De Jonge announced that they are hoping to ease the restrictions halfway through December so that the Netherlands can enjoy the Christmas holidays with some family members. They understand that people are lonely and missing social connections. However, the cabinet is nervous about a potential third wave hitting before Christmas, and so clarity over what measures will look like over the holidays cannot yet be confirmed.
Vaccine, testing, and quarantine
Health Minister De Jonge explained that not everyone will be able to be vaccinated immediately.

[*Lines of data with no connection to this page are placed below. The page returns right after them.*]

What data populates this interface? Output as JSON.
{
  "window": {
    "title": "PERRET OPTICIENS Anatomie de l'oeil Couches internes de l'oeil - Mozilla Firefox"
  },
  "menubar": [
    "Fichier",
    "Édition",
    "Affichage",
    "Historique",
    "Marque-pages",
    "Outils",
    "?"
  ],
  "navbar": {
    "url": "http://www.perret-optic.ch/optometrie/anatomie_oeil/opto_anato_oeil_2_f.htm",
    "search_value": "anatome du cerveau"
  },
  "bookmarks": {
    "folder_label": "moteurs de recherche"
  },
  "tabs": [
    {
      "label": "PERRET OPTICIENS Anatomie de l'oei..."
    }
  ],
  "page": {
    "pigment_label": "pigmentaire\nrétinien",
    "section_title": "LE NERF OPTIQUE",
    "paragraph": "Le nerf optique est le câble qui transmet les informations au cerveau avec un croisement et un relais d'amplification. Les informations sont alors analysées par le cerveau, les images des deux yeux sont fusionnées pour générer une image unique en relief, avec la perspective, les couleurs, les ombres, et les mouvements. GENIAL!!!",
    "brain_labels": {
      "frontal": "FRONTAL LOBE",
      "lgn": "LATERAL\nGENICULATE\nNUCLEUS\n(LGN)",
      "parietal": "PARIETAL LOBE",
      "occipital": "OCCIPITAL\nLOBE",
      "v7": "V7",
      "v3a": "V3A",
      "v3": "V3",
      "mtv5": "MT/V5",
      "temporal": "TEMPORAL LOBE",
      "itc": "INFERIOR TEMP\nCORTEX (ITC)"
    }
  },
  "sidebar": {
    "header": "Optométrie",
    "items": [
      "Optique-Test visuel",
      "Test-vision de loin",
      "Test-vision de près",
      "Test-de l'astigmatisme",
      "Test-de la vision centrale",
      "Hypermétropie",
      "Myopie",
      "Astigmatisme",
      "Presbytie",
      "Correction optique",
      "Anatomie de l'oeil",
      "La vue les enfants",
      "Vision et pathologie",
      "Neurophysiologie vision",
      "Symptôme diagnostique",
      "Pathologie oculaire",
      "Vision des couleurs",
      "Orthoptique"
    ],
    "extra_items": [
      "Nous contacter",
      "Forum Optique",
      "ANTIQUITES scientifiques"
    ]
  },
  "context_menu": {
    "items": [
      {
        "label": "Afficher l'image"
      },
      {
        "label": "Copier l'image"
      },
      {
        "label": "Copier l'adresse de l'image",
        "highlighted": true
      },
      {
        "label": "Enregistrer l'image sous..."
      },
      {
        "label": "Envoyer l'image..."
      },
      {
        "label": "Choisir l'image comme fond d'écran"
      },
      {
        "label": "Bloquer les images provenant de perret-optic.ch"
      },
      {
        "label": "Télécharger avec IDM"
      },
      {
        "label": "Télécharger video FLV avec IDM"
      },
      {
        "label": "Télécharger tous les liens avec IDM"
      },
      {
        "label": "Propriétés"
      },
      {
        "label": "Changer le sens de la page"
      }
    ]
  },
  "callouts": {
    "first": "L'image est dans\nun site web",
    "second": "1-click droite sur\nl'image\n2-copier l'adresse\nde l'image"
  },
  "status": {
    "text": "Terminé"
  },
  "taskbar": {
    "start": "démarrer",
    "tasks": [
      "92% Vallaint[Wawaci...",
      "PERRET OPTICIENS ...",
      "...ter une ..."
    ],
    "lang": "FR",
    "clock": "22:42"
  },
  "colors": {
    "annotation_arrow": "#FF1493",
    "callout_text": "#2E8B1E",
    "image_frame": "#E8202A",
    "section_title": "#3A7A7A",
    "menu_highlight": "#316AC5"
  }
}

However, there are plans in place to begin vaccinating the population at the beginning of 2021. Vaccinations will not be obligated but will be strongly encouraged by the government.
As for testing, capabilities will be expanded across the country and De Jonge has urged the public to get tested if they experience symptoms. They are aiming to make it possible to test without complaints by December 1 if you receive an alert from the CoronaMelder app that you have been in contact with someone who tested positive.
The ministers announced that the quarantine timeframe will be reduced from ten days to five days.
But ultimately, De Jonge emphasised that living a healthy lifestyle is an important way to protect yourself from the virus.
Declining infection numbers
The weekly coronavirus update from RIVM revealed that the numbers of infections, hospitalisations and deaths all reduced in the last seven days. New infections tallied at 37,706, which is almost 6,000 less than the previous week. Hospitals admitted 1,496 patients compared to the previous week’s 1,520, and deaths decreased from 565 to 479. If anything, this indicates that the stricter measures we’ve experienced these past two weeks have made a difference.
“We can do better”
“We’ve taken a turn and are heading in the right direction, but it’s still not enough,” says De Jonge.
But Rutte urged the public that we can do better to follow the rules, particularly when it comes to working from home, supermarket behaviour and meeting up with friends. If the downward projection continues, De Jonge says they can consider easing most restrictions halfway through January.
De Jonge encouraged the public to be patient and “hang in there.”